Everyone knows the symptoms: fever, chills, sore throat, cough, weakness, and fatigue, perhaps a headache and muscle pain. Many viruses cause these common flu-like symptoms. However, the common cold, stomach flu, and 24-hour flu are caused by unrelated viruses, not by the flu virus.

The flu—its full name is influenza—is caused by an RNA virus that infects mammals and birds. It is notable for causing seasonal outbreaks, or epidemics. Four times in the last century—in the Spanish flu of 1918, the Asian flu of 1957–58, the Hong Kong flu of 1968–69, and the swine flu of 2009—the virus spread more widely and infected more people, and the disease reached pandemic levels. The flu is more than just a nuisance: During pandemics, it causes hundreds of thousands of deaths worldwide.

Part of the success of the virus lies in its ability to spread easily. It can spread in the air by small droplets produced when an infected person coughs or sneezes. It can also spread by direct contact or by touching a contaminated surface, such as a doorknob. Hand washing, therefore, is one of the most effective means of protection.

Another characteristic of the flu is its ability to evade the immune system. The flu virus can change its outer coat so memory cells, produced from earlier infections, no longer recognize it. There are three major types of flu virus—called A, B, and C—and many different strains. For example, the swine flu pandemic of 2009 was caused by a type A flu virus of the strain H1N1. These strains differ in several respects, including the structure of a cell-surface glycoprotein called hemagglutinin (HA). HA binds to epithelial cells and controls viral entry into these cells. It can bind only to cells that display a complementary cell-surface protein. As a result, hemagglutinin determines in part which organisms the flu virus infects—humans, pigs, or birds—and which part of the body it infects—the nose, throat, or lungs.

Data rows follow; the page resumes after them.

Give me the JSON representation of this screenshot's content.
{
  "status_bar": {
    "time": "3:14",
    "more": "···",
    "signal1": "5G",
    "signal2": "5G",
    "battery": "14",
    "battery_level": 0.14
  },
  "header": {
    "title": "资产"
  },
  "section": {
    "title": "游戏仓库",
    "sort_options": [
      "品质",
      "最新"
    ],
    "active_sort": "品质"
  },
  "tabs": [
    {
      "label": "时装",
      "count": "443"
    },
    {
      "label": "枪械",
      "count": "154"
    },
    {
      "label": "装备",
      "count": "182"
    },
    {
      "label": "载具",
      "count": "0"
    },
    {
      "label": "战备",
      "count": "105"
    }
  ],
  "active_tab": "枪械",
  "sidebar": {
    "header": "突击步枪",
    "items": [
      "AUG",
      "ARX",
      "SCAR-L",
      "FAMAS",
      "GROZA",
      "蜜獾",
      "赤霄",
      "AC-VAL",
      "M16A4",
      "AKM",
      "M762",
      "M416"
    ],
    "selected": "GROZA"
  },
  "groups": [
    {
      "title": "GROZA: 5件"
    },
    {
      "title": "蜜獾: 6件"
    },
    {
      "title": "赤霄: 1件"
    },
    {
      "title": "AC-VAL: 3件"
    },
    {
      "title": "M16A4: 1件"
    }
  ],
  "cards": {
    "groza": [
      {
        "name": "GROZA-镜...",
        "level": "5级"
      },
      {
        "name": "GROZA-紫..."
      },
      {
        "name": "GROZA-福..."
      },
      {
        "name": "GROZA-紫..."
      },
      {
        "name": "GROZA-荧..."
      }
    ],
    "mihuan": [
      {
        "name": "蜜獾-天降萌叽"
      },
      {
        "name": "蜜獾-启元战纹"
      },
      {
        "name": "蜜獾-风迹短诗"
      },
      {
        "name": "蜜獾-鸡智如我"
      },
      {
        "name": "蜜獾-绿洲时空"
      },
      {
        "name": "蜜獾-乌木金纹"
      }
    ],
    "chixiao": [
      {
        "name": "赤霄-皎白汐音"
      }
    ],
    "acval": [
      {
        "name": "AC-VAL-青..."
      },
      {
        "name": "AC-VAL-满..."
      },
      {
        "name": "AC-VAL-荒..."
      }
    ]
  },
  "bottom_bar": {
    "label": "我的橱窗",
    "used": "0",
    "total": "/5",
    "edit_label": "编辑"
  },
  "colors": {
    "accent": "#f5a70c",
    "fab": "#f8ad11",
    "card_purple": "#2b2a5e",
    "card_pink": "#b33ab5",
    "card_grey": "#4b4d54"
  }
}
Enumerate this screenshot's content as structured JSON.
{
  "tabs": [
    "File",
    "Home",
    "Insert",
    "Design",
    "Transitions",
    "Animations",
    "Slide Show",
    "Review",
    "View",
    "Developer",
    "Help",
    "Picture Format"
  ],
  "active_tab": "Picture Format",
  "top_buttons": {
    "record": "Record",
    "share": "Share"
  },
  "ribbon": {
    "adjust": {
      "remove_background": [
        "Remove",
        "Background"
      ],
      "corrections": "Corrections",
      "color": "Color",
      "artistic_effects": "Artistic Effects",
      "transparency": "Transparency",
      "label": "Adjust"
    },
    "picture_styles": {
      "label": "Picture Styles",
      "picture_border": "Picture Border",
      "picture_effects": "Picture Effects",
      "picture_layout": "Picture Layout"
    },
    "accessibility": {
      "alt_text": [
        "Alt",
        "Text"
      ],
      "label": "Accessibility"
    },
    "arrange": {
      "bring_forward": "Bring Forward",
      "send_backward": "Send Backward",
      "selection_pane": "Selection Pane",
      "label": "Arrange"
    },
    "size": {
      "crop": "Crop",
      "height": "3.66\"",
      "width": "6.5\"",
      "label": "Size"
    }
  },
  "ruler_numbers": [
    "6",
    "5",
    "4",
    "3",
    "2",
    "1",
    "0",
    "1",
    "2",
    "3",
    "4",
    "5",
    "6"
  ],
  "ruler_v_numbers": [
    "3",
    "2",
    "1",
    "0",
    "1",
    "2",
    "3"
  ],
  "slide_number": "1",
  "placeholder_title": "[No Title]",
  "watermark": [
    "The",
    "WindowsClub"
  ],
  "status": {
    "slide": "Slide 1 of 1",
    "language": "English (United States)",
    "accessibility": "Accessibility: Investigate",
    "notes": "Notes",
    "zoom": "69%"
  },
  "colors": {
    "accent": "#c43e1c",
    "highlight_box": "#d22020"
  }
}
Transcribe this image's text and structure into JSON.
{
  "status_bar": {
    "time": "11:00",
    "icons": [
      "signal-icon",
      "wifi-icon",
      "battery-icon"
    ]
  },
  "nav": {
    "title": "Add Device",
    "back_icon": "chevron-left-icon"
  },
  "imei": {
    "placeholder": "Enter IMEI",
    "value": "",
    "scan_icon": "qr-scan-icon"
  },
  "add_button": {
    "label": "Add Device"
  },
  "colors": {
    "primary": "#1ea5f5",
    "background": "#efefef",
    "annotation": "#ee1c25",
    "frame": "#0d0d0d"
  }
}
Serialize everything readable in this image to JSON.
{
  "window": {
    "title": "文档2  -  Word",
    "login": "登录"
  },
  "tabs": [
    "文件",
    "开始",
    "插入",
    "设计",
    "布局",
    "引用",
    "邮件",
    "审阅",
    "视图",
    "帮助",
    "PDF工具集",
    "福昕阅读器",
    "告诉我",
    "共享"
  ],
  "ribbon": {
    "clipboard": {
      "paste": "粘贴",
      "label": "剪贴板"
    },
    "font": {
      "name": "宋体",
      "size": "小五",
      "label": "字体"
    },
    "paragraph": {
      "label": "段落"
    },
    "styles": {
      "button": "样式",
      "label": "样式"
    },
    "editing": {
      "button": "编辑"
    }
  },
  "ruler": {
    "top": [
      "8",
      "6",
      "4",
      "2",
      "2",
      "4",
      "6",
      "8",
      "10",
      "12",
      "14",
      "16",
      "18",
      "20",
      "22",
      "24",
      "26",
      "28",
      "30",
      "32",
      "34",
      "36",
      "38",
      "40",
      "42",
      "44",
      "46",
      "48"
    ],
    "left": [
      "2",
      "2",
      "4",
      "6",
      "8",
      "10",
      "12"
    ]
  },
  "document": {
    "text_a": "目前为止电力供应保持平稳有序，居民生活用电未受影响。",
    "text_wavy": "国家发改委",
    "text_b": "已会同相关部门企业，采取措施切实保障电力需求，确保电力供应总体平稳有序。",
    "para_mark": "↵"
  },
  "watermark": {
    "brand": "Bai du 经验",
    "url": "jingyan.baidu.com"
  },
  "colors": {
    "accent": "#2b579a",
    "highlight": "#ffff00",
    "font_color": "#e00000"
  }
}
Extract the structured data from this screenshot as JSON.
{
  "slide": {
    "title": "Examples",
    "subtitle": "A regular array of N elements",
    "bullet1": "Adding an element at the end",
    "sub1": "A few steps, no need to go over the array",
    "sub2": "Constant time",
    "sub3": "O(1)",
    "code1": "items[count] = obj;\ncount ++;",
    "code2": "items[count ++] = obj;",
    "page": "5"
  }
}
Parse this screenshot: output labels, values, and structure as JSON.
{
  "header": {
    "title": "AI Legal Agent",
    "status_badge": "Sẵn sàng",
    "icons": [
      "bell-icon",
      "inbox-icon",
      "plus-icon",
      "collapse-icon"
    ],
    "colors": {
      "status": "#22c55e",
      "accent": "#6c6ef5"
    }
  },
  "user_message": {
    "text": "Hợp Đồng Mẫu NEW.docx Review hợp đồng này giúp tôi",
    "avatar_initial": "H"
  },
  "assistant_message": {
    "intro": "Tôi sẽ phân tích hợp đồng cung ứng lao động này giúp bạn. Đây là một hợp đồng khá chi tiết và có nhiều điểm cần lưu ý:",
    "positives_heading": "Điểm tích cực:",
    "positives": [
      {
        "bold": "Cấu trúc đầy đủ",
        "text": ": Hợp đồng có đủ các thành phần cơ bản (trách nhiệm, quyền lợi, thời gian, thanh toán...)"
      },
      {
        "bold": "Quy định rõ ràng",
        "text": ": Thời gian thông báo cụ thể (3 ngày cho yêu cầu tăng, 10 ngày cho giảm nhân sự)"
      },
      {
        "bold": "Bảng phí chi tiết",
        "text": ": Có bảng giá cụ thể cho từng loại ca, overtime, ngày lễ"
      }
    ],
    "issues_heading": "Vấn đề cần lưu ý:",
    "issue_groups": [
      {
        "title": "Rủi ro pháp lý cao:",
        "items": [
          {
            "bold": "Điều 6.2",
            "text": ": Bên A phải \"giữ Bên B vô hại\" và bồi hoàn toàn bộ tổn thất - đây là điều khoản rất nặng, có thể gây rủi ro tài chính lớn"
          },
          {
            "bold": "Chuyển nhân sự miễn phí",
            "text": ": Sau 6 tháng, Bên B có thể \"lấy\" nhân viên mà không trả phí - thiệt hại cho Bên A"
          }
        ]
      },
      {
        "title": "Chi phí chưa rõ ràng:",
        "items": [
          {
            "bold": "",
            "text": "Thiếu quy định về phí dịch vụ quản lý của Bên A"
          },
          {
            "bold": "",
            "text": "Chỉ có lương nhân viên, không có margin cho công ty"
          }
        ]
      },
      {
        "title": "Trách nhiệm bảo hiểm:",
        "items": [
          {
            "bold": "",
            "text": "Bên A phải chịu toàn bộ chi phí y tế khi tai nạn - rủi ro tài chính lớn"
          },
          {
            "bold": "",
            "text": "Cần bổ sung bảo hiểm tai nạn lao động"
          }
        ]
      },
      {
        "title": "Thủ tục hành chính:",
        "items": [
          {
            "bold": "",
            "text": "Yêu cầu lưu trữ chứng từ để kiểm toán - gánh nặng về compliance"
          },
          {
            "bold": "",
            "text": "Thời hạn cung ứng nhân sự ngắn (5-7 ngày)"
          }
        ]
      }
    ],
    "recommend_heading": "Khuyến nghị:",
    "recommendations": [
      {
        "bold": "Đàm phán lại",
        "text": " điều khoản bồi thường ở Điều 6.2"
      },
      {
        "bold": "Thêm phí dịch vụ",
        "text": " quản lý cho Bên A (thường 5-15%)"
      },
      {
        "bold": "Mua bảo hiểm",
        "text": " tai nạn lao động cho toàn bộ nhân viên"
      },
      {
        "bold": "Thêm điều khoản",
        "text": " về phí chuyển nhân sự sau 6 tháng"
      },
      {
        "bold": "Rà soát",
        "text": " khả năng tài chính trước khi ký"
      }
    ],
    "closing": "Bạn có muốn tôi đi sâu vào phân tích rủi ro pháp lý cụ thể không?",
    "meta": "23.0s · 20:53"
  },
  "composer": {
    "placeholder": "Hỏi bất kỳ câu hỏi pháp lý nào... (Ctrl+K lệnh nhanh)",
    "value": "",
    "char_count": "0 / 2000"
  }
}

Cells infected by viruses secrete cytokines that bring macrophages, T cells, and B cells to the site of infection, as we saw earlier. These cytokines, produced in abundance, lead to many of the symptoms commonly associated with the flu. For example, the cytokine interleukin-1 causes fever.

Once in the cell, the virus replicates its genome and makes more virus particles (Chapter 19). However, viral replication is prone to error, so there is a high rate of mutation that leads to changes in the amino acid sequences of antigens present on the viral surface, including HA. This process is called antigenic drift (Fig. 43.18a). It allows a population of viruses to evolve over time and evade memory B and T cells that remember past infections.

Antigenic drift leads to a gradual change of the virus over time. The flu virus is also capable of sudden changes by a process known as antigenic shift (Fig. 43.18b). The viral genome consists of eight linear RNA strands. If a single cell is infected with two or more different flu strains at one time, the RNA strands can reassort to generate a new strain. H1N1, for example, has genetic elements from human, pig, and bird flu viruses. Antigenic drift and shift make it difficult to predict from year to year which strains will be most prevalent and therefore what vaccine will be most effective.